Suasana Pembahasan Kawasan Regol, Dalem Kaum dan sekitarnya

 

Setelah membahas beberapa hal, kami memutuskan untuk melanjutkan perjalanan dengan berjalan ke arah barat lalu berbelok ke arah Jalan Balong Gede yang terletak di samping bangunan bekas bioskop Radio City atau bioskop Dian yang merupakan salah satu generasi pertama bioskop di Bandung, memang kawasan tersebut pernah menjadi kawasan bioskop dan tonggak perkembangan film di nusantara. Kami lalu menyusuri jalan balong gede dan berhenti sejenak di bagian belakang pendopo dan rumah dinas walikota bandung untuk sejenak mendengarkan keterangan tentang pendirian tempat tersebut yang sedikit banyak melibatkan sepenggal dari kisahnya Soekarno. Di dalam kompleks pendopo memang terdapat bangunan hasil rancangan dari Soekarno yang khas dengan ornament gada pada atapnya, entah apa yang hendak disampaikan Soekarno dengan memilih gada sebagai ciri khas bangunan-bangunan hasil rancangannya. Mungkin saja beliau ingin menunjukan keteguhan dan kekuatan karakter yang dimilki oleh beliau yang dilambangkan dengan gada tersebut.

Kawasan Belakang Pendopo

 

Di tempat kami berdiri ini  diceritakan pula tentang kisah seorang pejuang perempuan yang kemilaunya tersamarkan oleh kata “paling berjasa”, terus terang saya sendiri kurang menyukai kata “paling berjasa” ini karena setiap pejuang memiliki jasa dengan proporsinya masing-masing dan disadari atau tidak kata “paling berjasa” ini membuat jasa pejuang lain seolah terkubur waktu dan bukan tidak mungkin berujung pada pengkultusan seseorang. Sebagian besar masyarakat kita, mungkin termasuk saya masih memiliki mind set bahwa pejuang perempuan yang paling berjasa dalam hal emansipasi perempuan Indonesia adalah R.A Kartini, Memang Kartini memiliki peranan penting dalam perjuangan membela hak-hak kaum perempuan khususnya dalam bidang pendidikan, namun seharusnya kita juga mengangkat kisah-kisah perjuangan pejuang perempuan lainnya dengan lebih proporsional agar lebih akrab khususnya bagi siswa sekolah.  Pejuang yang kami bahas di tempat ini tak lain adalah Dewi Sartika, mungkin hampir semua dari kita familiar dengan nama Dewi Sartika, bahkan saya sendiri sempat bersekolah taman kanak-kanak yang memakai nama beliau sebagai nama institusinya, namun terus terang saya sendiri sangat sedikit mengenal tokoh ini karena seingat saya belum pernah diajarkan atau diperkenalkan secara detail selama saya di sekolah, atau mungkin memang saya saja yang tidak memperhatikan penjelasan dari guru.  Tapi yang pasti setelah saya mendapatkan keterangan tentang kisah perjuangan Dewi Sartika membuat saya sangat terkesan, ternyata jasa-jasa beliau sangatlah besar dalam memperjuangkan hak-hak kaum perempuan terutama dalam bidang pendidikan, bahkan mungkin lebih nyata hasilnya dibandingkan dengan apa yang telah diperjuangkan Kartini. Salah satu kontribusi yang paling nyata adalah pada 16 Januari 1904, Dewi Sartika membuka Sakola Istri (Sekolah Perempuan) pertama se-Hindia-Belanda.
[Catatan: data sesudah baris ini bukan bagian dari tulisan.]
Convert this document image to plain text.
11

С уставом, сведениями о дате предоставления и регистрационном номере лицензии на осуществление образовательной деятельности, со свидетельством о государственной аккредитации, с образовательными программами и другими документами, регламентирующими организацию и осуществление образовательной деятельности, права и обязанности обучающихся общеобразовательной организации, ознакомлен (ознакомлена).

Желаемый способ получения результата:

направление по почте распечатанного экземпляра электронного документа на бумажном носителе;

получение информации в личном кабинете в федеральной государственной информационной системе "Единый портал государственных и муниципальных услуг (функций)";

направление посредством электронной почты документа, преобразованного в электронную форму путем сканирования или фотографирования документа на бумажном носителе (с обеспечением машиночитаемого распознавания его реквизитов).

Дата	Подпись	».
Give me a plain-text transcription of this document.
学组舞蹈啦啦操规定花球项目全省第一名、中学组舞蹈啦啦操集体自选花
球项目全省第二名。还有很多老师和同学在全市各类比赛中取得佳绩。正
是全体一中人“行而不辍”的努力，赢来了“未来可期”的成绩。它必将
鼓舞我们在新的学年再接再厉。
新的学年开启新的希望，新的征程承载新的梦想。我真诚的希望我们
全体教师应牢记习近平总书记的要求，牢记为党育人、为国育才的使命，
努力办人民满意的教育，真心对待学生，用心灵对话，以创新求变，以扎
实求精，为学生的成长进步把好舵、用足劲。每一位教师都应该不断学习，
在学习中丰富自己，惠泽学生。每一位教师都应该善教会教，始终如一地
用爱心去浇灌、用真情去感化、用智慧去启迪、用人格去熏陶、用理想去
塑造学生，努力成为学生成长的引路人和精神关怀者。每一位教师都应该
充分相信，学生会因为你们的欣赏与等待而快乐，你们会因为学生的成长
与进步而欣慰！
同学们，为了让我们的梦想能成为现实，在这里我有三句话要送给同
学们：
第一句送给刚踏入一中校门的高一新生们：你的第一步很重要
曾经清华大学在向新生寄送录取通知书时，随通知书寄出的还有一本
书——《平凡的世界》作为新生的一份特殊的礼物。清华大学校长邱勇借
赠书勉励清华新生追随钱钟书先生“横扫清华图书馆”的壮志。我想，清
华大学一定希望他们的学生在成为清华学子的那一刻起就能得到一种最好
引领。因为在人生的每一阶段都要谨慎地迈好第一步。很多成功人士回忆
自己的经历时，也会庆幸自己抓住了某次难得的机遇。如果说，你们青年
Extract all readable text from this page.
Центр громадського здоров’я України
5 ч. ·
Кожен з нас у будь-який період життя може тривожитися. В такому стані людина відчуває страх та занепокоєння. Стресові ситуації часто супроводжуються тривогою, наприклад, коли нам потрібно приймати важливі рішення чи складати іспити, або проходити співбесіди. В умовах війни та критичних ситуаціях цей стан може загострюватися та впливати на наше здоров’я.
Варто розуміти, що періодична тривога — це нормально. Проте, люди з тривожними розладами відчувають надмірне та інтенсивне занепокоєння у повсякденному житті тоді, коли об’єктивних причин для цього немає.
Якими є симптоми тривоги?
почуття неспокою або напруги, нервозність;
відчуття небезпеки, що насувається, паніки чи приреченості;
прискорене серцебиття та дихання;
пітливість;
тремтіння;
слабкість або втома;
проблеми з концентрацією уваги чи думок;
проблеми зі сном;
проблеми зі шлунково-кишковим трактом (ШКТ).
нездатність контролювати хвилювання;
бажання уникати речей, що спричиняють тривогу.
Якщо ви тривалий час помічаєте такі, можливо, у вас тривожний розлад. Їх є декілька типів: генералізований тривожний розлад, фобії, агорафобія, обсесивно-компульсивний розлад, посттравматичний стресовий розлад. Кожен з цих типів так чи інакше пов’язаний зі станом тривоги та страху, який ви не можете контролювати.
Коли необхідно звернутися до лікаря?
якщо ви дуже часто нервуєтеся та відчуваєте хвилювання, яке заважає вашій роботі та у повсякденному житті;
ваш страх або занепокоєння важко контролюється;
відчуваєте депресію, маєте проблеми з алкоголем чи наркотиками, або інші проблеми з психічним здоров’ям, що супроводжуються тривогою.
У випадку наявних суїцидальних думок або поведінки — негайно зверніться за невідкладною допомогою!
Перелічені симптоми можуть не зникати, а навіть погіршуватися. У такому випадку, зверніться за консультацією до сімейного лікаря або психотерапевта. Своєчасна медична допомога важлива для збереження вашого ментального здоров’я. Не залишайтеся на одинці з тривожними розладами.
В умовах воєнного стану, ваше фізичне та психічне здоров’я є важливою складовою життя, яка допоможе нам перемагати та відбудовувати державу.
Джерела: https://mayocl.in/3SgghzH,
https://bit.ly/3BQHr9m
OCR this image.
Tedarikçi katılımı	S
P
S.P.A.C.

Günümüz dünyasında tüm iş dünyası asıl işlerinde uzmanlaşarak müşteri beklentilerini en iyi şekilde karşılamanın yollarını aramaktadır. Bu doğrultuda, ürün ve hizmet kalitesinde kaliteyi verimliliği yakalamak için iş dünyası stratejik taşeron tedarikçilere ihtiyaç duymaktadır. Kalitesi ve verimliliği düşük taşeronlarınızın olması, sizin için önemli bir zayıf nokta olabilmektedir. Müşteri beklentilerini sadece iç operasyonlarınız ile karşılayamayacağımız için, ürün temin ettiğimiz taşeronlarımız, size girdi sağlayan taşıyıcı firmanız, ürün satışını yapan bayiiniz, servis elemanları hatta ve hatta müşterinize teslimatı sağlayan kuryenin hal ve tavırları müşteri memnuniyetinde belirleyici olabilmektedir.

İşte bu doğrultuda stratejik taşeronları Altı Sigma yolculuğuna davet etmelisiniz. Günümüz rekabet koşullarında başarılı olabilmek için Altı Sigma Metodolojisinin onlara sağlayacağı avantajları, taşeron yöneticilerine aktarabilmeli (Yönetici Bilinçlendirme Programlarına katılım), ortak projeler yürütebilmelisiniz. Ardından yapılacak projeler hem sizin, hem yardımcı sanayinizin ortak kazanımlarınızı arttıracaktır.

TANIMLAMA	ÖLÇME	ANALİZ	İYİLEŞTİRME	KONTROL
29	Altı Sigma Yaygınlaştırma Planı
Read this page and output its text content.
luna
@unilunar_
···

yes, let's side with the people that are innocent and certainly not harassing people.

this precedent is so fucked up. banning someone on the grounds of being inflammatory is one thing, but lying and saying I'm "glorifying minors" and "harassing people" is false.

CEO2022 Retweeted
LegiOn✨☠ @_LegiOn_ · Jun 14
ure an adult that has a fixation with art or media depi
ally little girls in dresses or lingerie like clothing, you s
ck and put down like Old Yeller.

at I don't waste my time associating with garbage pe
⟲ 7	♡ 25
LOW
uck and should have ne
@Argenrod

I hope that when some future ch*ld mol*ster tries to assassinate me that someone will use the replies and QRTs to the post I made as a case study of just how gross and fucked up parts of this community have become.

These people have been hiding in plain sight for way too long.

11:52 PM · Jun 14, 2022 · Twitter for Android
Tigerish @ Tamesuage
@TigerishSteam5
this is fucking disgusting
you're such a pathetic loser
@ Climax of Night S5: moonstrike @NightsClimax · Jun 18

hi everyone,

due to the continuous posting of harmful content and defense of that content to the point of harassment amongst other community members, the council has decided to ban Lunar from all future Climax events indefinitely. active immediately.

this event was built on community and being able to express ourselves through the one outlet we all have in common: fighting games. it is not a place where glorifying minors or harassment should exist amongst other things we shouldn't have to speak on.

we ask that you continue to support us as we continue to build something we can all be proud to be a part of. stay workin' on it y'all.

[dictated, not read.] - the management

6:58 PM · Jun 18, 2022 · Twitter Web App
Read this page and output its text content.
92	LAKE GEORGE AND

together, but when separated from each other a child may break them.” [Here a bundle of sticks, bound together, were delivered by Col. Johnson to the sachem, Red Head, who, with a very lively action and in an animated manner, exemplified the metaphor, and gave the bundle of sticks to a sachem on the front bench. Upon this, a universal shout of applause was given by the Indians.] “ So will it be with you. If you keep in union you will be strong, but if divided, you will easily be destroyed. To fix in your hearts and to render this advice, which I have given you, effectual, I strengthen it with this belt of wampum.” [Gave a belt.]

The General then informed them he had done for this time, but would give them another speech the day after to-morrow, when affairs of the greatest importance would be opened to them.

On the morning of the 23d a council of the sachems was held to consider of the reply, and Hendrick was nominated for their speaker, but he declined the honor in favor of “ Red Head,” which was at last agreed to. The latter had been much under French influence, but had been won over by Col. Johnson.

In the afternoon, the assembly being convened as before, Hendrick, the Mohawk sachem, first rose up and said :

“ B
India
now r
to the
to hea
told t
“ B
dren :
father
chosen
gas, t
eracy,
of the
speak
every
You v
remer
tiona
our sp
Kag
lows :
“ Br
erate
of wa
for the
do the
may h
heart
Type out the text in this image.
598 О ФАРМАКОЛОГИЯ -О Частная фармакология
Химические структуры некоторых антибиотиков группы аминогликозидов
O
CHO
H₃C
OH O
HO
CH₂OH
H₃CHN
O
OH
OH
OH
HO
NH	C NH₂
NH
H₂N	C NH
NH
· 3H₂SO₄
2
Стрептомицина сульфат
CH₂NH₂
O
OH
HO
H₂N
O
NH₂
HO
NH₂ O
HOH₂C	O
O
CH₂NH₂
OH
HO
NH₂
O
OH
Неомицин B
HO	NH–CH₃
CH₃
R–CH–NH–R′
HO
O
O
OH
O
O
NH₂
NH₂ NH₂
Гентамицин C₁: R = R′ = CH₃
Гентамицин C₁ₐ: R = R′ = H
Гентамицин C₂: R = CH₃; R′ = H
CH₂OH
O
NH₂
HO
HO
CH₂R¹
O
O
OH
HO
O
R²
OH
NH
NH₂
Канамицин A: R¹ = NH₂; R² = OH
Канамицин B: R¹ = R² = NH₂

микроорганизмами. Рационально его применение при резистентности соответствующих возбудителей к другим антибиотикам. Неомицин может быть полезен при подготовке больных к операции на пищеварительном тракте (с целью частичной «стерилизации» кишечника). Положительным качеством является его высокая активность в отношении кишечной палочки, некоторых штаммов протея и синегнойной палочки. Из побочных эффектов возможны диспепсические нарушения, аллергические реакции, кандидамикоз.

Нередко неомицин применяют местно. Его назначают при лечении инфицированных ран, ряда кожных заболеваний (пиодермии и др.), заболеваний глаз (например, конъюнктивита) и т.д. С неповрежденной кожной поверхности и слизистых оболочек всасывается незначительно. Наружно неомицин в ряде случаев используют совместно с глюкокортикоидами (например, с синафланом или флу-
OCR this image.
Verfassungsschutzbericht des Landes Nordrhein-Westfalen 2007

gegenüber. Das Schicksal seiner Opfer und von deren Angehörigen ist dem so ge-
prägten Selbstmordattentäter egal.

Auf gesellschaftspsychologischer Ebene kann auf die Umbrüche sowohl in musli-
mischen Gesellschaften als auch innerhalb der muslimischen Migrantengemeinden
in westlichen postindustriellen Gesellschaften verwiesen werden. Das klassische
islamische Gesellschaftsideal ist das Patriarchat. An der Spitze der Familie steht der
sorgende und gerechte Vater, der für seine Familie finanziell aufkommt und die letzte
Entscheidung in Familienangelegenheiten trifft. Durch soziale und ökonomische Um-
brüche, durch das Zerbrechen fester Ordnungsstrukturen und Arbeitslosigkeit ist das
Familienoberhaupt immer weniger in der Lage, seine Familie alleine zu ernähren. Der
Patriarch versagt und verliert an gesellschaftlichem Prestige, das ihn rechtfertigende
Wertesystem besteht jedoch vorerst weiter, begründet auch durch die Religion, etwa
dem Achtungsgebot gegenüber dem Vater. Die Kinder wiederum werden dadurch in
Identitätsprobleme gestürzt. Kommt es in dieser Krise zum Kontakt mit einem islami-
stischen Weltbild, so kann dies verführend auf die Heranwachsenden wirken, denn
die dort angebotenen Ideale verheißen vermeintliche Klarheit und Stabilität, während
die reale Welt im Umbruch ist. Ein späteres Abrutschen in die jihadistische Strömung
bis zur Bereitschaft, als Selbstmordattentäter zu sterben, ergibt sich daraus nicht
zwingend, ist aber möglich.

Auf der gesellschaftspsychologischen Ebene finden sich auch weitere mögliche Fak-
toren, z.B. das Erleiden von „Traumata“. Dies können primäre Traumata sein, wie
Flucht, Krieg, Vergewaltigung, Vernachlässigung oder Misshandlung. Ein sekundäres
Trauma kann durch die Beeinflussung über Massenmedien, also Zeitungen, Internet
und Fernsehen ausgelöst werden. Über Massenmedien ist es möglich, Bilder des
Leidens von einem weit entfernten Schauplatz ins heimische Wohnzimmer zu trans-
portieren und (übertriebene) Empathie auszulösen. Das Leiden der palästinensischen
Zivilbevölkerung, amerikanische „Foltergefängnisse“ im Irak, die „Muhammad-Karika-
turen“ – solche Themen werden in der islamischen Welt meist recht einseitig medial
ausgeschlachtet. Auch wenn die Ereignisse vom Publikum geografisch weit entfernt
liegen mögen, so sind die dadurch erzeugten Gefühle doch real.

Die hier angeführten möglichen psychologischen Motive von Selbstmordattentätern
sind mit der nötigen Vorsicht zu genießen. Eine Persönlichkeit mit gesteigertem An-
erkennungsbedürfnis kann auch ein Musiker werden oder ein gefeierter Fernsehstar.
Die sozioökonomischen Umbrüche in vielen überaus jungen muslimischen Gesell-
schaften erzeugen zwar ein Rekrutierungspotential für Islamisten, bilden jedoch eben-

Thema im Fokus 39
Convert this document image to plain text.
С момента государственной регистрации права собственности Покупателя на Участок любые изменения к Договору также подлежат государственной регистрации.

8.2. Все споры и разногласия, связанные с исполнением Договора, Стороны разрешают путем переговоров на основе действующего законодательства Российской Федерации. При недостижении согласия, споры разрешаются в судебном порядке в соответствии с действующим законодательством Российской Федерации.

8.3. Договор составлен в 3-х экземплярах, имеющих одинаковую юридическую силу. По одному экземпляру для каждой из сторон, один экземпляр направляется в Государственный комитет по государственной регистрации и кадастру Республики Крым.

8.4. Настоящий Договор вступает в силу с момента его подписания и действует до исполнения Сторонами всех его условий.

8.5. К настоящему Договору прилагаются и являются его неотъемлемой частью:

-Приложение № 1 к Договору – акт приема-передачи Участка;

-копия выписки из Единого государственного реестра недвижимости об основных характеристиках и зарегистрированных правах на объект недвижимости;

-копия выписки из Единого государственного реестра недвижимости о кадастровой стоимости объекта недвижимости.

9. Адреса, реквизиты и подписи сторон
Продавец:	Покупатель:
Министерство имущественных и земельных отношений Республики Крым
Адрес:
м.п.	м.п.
Setahun kemudian, 1905, sekolahnya menambah kelas, sehingga kemudian pindah ke Jalan Ciguriang, Kebon Cau. Lokasi baru ini dibeli Dewi Sartika dengan uang tabungan pribadinya, serta bantuan dana pribadi dari Bupati Bandung. Lulusan pertama keluar pada tahun 1909, membuktikan kepada bangsa kita bahwa perempuan memiliki kemampuan yang tak ada bedanya dengan laki-laki. Tahun 1910, menggunakan hartanya pribadi, sekolahnya diperbaiki lagi sehingga bisa lebih mememnuhi syarat kelengkapan sekolah formal.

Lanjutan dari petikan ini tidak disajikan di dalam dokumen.